La pédagogie,c'est bien mais sans le contenu...on ne va pas bien loin...
De plus,je ne suis pas persuadée que la pédagogie s'apprenne! Allez, je vais me faire des ennemis... 
Je suis assez horrifiée de lire que tu as plein de copines futures profs (de français...) qui font plein de fautes! Naturellement, le français est une langue difficile,complexe et personne -même les plus forts!- n'est à l'abri d'une erreur, mais comment peut-on enseigner quelque chose qu'on ne maîtrise pas? 

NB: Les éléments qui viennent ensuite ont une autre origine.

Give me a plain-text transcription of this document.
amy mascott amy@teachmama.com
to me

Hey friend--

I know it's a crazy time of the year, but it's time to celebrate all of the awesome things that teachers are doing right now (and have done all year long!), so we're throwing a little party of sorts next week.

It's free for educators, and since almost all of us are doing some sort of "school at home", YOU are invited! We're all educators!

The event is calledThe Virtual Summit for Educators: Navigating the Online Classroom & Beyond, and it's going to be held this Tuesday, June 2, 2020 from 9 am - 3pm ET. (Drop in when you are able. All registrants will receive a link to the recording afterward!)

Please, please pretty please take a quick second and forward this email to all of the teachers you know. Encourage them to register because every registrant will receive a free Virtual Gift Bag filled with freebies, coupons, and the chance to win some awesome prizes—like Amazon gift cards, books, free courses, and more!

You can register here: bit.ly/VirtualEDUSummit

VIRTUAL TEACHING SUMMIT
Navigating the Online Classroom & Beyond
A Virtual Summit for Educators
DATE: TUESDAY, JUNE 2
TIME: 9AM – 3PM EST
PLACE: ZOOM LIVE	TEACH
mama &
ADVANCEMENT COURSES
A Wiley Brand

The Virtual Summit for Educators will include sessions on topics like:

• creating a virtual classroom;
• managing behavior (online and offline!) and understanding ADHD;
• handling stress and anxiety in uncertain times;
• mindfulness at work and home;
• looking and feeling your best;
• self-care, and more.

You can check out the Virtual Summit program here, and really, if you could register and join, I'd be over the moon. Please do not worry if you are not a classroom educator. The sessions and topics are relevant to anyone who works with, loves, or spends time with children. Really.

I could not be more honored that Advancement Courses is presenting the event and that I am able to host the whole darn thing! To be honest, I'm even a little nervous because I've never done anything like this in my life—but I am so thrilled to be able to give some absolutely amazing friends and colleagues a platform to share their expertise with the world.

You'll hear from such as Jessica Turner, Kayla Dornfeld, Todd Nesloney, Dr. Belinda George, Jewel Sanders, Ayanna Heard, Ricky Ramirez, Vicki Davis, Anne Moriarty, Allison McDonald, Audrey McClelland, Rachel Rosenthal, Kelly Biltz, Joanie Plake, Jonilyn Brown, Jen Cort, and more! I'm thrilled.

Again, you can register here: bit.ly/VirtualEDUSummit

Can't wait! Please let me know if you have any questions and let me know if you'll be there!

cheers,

Un petit témoignage pour encourager tous ceux et toutes celles qui redoutent l'épreuve d'ancien français...
Je n'ai pas fait d'études de lettres, mais de philo. Je n'ai donc abordé l'AF qu'au moment de passer les concours de lettres. J'ai suivi les cours de préparation des concours à la fac et j'ai beaucoup travaillé en bibliothèque pour m'entraîner. Au début, les règles de phonétique historique et la langue elle-même me semblaient bien complexes, mais très rapidement j'ai commencé à y prendre du plaisir.
Résultats des épreuves en AF: en 2000, j'ai obtenu 9/20 au CAPES (admissible mais recalée à l'oral) et 9.75/20 à l'agrégation (non admissible); en 2001, j'ai obtenu 14/20 au CAPES (admise) et 11.75/20 à l'agrégation (non admissible).
Depuis que j'enseigne, j'utilise très régulièrement l'histoire de la langue pour expliquer l'orthographe ou la prononciation de certains mots à mes élèves... et c'est vrai qu'ils adorent ça!
Bon courage pour l'AF et les concours en général.